Typically, software applications are defined for one specific use: a business use with well defined and finite customers who provide detailed instructions (user requirements) about what they want.
The tech team meets regularly with the users, and the users—or the group of people representing the users—are the ones that have the final say on the product.
There is usually an overall architect if the project is large—but they don’t just think up what’s needed on their own, and attempt to tell the users what they want. And the architect doesn’t work in a vacuum. The data people are the ones responsible for data design, and others are responsible for other decisions, such as types of equipment to purchase and software to use. Then there’s the testing team, the user acceptance folks, the documentation people, and so on.
I’ve worked on a couple of systems, including support for Saudi Arabia’s air force defense system, where the numbers of people in the team number into the hundreds. Someone playing King of the Mountain wouldn’t last a day.
It is very much a team effort.
And many of these teams work really well. I’ve been privileged to work with great teams at Boeing, Nike, Sierra Geophysics (a Halliburton subsidiary), John Hancock, and various other companies and government organizations. One key thing about all of the teams is the understanding of the importance of each team member, that no one is King of the Mountain, and cooperation and mutual respect is the name of the game.
The problem with your comment Ian, and others of like nature, is you really don’t have much exposure in the real world. You really haven’t worked that many jobs for many companies. You’ve insulated yourself in a tech bubble and you seem to believe if you say something with enough surety and confidence, others will believe you. True, some do, but primarily only among others like yourself, who typically haven’t a significant exposure to real world development.
You’re all spec wonks.
Being a spec wonk isn’t a bad thing, and brings its own expertise to the table—but it definitely doesn’t somehow magically make you all capable of understanding what everyone needs.
Because you’re all spec wonks, it’s especially important to get feedback and input from others who do have the real world experience you lack. But you just don’t see that. If anything, you seem to hold real world experience against people.
“Oh, I’ve done more spec work than any of these people. What do they know about specs?”
They may not know the mechanics of how a spec is worded, they may not have a lot of experience building browsers, but they definitely know what works outside the offices of Mozilla, Google, Opera, Microsoft, and Apple.

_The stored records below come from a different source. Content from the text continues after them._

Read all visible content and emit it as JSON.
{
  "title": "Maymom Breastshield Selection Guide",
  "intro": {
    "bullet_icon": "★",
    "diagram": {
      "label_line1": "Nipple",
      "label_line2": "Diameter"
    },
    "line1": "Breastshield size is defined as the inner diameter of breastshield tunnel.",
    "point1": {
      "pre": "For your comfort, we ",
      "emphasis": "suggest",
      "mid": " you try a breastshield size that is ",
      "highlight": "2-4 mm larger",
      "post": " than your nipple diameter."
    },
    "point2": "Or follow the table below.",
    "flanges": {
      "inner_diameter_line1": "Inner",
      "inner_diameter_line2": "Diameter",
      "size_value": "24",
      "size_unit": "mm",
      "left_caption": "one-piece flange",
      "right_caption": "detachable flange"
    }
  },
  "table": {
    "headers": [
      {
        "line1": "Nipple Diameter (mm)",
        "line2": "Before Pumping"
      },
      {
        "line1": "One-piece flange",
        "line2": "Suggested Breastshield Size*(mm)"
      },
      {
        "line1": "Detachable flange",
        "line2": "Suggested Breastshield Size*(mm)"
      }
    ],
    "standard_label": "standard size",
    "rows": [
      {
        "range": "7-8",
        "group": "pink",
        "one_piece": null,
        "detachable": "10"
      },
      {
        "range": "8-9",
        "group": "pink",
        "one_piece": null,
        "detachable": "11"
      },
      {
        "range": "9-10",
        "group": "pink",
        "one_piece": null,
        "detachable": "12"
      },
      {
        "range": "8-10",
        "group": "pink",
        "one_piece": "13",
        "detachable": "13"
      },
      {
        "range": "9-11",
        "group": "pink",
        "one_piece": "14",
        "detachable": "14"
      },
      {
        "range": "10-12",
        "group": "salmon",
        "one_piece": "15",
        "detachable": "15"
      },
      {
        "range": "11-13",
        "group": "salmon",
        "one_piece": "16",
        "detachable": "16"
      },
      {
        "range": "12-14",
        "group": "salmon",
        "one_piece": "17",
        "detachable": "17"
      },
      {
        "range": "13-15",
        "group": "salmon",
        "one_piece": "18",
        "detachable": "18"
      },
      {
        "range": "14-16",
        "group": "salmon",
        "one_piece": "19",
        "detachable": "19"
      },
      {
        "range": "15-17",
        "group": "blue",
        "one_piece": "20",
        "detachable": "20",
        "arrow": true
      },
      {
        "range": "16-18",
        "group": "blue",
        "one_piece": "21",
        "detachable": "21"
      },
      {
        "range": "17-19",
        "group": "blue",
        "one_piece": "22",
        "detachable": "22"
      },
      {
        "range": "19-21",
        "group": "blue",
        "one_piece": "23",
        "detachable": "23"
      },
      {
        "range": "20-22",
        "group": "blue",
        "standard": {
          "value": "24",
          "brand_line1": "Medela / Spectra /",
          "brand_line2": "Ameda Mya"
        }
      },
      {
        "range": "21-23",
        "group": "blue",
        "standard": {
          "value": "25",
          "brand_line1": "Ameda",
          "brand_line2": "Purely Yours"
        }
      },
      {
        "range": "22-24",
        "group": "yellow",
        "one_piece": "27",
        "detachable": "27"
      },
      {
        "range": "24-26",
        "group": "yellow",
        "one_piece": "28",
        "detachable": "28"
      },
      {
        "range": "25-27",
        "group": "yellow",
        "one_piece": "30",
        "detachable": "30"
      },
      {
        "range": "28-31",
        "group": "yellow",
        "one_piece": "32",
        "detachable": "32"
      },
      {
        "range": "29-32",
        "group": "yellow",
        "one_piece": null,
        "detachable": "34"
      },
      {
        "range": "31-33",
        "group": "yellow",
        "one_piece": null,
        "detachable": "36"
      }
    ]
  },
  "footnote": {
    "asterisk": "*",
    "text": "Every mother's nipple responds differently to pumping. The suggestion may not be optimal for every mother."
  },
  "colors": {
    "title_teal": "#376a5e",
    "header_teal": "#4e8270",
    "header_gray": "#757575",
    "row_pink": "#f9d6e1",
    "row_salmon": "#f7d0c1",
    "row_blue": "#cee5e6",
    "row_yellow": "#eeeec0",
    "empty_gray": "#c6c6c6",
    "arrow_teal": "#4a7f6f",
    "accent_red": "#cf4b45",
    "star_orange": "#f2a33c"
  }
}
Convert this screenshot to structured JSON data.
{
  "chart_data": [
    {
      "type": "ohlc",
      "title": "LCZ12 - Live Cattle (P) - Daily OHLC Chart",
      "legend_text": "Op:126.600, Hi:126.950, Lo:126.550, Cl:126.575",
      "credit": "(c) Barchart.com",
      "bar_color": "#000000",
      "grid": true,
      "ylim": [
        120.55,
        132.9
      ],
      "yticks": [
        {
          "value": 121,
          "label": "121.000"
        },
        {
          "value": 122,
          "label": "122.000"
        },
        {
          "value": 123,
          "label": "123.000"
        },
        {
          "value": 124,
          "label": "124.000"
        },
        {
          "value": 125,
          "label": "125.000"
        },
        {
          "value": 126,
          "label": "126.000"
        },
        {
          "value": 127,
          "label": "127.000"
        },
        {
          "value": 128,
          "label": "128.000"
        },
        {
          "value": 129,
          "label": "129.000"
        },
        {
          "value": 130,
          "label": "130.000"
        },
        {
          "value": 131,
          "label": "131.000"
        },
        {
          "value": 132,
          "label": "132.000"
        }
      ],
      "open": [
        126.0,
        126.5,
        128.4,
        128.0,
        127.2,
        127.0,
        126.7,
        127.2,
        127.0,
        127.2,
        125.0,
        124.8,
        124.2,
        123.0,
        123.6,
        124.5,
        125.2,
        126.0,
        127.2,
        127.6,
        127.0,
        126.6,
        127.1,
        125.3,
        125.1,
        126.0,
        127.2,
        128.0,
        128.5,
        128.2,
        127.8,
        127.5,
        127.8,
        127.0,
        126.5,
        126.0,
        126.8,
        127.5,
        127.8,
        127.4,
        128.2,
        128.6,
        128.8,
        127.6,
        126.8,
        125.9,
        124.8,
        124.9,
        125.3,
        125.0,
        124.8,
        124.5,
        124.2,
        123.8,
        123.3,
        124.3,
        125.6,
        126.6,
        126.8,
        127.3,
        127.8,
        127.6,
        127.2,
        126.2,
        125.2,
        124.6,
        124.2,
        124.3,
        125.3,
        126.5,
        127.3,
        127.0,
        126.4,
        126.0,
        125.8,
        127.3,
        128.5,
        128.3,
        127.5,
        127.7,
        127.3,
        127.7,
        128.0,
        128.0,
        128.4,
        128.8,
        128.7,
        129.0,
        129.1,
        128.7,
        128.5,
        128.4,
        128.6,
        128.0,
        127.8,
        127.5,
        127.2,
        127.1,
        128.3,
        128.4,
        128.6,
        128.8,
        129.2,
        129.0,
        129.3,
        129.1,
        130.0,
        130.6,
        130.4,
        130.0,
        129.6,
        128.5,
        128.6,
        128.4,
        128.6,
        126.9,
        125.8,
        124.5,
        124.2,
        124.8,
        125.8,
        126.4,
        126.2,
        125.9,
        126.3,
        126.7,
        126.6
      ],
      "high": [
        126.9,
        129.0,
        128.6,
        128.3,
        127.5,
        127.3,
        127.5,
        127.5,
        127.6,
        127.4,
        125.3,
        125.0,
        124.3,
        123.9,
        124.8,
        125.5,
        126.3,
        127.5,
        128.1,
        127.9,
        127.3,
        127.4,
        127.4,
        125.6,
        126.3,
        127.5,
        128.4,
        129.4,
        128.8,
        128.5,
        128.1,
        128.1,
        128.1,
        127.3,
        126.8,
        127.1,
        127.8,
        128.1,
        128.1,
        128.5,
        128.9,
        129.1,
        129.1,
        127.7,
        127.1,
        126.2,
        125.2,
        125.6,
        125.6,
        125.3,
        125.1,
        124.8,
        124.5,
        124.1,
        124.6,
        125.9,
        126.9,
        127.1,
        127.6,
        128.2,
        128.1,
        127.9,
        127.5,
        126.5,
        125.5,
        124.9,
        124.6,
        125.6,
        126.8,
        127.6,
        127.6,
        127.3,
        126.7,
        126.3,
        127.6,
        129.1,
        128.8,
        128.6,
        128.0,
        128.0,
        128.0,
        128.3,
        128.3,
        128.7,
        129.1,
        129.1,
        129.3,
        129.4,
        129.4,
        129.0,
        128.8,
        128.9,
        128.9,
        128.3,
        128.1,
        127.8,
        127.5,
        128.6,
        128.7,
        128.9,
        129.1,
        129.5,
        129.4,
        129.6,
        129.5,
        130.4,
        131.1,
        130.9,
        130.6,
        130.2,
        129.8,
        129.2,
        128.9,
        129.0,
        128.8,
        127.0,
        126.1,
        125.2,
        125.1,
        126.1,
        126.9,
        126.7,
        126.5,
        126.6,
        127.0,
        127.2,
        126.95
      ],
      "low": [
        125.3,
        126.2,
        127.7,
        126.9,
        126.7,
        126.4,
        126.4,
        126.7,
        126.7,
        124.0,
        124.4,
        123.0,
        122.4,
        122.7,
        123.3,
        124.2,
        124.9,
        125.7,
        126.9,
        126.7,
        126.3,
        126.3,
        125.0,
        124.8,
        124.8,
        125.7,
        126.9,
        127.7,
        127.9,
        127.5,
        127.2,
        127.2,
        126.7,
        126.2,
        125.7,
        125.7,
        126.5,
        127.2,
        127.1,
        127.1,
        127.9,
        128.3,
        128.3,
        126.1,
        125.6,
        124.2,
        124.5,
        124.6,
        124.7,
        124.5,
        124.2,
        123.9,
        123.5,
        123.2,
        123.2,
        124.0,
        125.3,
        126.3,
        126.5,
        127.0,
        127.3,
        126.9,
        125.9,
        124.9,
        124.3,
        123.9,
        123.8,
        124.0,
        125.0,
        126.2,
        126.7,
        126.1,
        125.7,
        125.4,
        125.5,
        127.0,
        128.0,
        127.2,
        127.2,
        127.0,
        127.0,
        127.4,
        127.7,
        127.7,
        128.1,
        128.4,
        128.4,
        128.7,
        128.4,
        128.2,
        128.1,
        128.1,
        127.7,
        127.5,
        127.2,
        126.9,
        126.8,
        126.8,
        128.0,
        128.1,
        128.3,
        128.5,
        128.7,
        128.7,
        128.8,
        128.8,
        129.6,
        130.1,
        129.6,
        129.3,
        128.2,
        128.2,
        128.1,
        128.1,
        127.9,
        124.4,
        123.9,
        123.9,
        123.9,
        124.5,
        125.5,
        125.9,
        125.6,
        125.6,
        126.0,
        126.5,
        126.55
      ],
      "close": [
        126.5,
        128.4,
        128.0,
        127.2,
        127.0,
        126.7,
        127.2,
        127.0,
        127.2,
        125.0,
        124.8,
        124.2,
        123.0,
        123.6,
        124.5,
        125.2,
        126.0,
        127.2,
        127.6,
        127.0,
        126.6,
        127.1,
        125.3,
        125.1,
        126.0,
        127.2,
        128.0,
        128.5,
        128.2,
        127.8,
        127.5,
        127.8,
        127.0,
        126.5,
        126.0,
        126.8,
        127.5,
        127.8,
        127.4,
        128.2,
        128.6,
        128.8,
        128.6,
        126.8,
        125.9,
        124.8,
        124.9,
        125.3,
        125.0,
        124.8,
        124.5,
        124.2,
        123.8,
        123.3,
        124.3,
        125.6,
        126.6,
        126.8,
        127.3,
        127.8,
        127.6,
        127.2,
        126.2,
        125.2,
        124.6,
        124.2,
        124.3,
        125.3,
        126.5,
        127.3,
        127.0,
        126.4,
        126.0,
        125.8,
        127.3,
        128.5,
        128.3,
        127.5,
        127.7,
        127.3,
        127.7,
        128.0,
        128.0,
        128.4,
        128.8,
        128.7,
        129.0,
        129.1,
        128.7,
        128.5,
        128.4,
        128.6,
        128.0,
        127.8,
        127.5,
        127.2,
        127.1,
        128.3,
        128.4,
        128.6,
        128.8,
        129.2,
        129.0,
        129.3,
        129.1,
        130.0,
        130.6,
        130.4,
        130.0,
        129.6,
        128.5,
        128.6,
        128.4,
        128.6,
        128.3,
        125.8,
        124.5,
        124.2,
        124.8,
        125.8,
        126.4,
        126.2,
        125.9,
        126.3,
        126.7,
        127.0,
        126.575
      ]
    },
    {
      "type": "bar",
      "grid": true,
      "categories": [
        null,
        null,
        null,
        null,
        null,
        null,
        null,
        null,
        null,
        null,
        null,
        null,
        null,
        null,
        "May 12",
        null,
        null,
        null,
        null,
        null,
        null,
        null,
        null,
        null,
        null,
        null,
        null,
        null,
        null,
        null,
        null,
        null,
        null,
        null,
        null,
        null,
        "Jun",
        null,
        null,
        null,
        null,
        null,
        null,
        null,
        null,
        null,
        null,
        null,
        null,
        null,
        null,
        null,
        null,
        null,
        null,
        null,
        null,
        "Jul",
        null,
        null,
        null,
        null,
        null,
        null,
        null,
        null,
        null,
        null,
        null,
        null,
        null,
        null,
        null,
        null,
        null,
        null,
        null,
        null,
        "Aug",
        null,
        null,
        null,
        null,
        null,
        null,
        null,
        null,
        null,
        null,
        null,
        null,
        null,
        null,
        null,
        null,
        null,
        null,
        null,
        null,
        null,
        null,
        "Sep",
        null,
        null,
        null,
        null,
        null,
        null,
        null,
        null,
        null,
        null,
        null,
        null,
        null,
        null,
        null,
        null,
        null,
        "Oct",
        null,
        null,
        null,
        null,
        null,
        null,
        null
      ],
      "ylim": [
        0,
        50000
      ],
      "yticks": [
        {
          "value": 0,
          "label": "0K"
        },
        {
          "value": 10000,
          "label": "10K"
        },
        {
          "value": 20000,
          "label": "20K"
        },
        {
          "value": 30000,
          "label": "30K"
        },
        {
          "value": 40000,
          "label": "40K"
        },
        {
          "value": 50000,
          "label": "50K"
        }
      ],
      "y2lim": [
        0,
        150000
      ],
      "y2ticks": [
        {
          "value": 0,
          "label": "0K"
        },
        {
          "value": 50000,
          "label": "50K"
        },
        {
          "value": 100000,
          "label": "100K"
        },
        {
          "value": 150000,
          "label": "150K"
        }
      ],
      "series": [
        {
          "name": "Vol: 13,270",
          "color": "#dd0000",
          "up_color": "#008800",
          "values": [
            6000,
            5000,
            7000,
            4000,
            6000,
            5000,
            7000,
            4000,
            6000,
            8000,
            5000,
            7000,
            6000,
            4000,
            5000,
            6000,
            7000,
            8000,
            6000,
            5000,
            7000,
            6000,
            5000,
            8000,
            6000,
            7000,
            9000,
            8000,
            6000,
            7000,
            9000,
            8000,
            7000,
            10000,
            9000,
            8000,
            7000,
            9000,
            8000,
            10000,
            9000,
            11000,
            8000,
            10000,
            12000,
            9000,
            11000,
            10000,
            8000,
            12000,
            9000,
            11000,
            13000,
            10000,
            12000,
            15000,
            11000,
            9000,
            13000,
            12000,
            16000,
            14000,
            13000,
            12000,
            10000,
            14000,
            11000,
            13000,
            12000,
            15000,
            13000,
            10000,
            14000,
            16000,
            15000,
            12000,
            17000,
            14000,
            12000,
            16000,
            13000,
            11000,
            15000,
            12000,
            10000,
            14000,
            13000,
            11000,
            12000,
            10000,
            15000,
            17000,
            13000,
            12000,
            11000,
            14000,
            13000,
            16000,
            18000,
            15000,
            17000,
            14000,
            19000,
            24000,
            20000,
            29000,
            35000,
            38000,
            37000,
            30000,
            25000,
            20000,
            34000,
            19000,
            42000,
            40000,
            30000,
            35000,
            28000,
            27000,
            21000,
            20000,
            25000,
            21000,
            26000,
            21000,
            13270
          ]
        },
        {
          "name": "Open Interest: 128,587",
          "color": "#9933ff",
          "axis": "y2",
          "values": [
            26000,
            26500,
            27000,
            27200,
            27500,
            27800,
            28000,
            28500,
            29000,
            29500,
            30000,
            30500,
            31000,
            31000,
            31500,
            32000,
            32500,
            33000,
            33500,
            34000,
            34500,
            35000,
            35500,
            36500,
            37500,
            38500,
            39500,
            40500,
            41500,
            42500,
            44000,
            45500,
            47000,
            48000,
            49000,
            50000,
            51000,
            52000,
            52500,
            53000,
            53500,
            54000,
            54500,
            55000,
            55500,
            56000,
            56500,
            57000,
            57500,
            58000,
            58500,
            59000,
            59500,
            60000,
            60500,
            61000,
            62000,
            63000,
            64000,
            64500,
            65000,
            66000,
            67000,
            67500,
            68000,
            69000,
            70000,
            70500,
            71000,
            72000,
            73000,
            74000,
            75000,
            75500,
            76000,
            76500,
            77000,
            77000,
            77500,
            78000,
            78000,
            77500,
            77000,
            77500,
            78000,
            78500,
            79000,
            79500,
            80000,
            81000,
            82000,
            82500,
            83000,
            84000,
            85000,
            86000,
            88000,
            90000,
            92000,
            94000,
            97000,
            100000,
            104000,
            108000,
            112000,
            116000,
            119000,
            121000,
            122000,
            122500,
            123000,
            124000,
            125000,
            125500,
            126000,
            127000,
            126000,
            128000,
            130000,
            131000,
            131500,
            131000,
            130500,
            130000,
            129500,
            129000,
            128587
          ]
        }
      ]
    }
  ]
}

You know what’s funny, but in the teams I worked with, the most important player was the end user. We used to complain—loudly—if we couldn’t get access to reps from the business end. We needed these people because they knew what the application needed to do in order to be successful. We wanted to create successful applications.
The browser companies, they’ve forgotten all of this. They cater to a small portion of end users—most decidedly geek—and have ignored anyone else in their push to Be First with the latest gewgaw.
They incorporate stuff into browsers now that make them insecure and decrease their performance, but it’s all Cool and Stuff, and that’s OK for the tiny audience they only seem to care about. The only problem is, in the real world, we actually care more about security, reliability, performance, and accessibility than if the browser is all Cool and Stuff.
You have users wanting to be involved. You have experts from other fields asking, sometimes even begging, to be involved. You have other techs with vast experience—real world experience—wanting to be involved. Yet you throw it all away. And then you brag about it.